If the bit is set to 0 , it parses the last 3 bits to determine the wire type.
If the bit is set to 1 , it parses the subsequent bytes till it finds a byte whose MSB is set to 0 which is the last byte of the tag. Once it finds the last byte of the tag, it parses the last 3 bits to determine the wire type.
Once the wire type is determined, the rest of the bits in the tag are used to determine the unique field identifier using the formulae described above.

Value parsing

Once the wire type is determined, parses know the data type of the field. The wire type specifies the decoding algorithm to use for unmarshaling the value and how many bytes to read past the tag for the actual value.

The unique field identifier is used to map the field identifier in the Request to the field defined in the IDL.

The parser repeats this process of parsing the tag and its corresponding value until it reaches the end of the message.

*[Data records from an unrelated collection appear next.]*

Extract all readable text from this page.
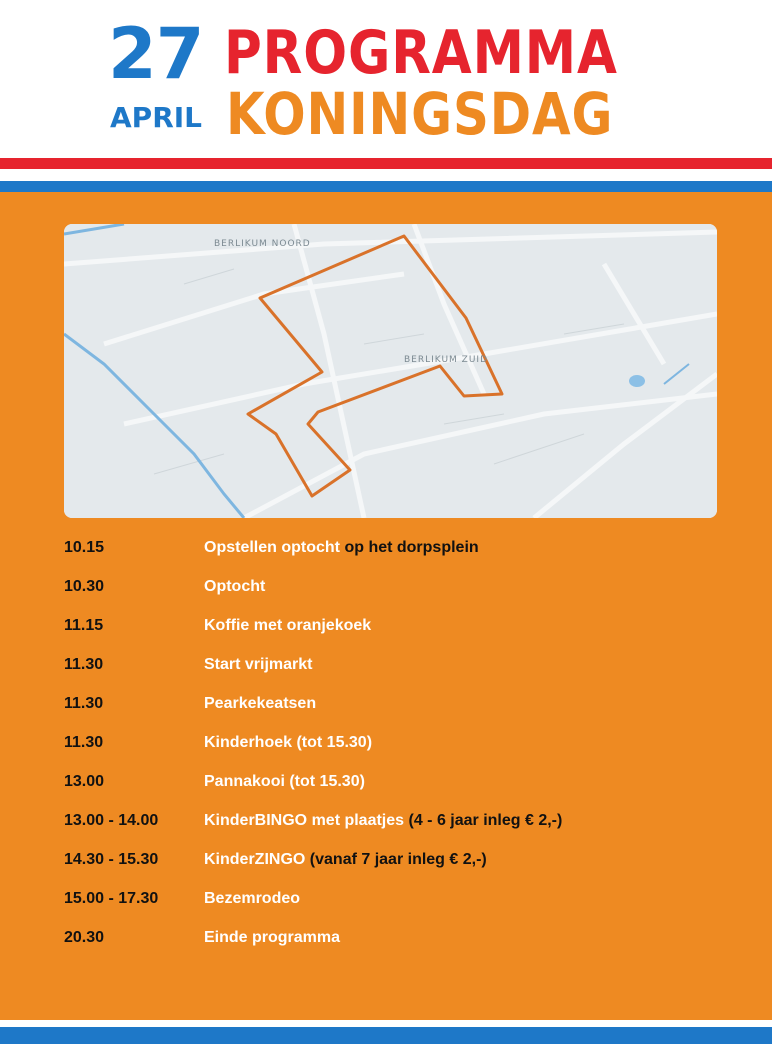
27
APRIL
PROGRAMMA
KONINGSDAG
BERLIKUM NOORD
BERLIKUM ZUID
10.15	Opstellen optocht op het dorpsplein
10.30	Optocht
11.15	Koffie met oranjekoek
11.30	Start vrijmarkt
11.30	Pearkekeatsen
11.30	Kinderhoek (tot 15.30)
13.00	Pannakooi (tot 15.30)
13.00 - 14.00	KinderBINGO met plaatjes (4 - 6 jaar inleg € 2,-)
14.30 - 15.30	KinderZINGO (vanaf 7 jaar inleg € 2,-)
15.00 - 17.30	Bezemrodeo
20.30	Einde programma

Once it reaches the end of the message, the value is converted into an appropriate data structure in that programming language. In our example, PingRequest will be constructed from the byte array.

Remote Method Invocation

Once the request message is decoded to an appropriate data structure in the programming language, the remote method performs business logic and generates a response message.

The response message is encoded using the same technique described above for the request message converting the response message into a byte array.

The response message includes three components: Response Headers, Length Prefixed Message, and Trailers.

Response Headers are sent as HEADERS frame which includes the HTTP status code, Content Type and grpc encoding .

Once the server sends Response Headers, length prefixed messages are sent as HTTP/2 DATA frames. If the length prefixed message does not fit into one DATA frame, it spans multiple DATA frames.

Finally, trailers are sent as HEADERS frames to indicate the end of the response. The end of the response stream is indicated by setting the END_STREAM flag in trailer headers. The trailer includes grpc-status and grpc-message . The list of grpc-status can be found in Link.

This completes a simple request-response cycle in gRPC communication.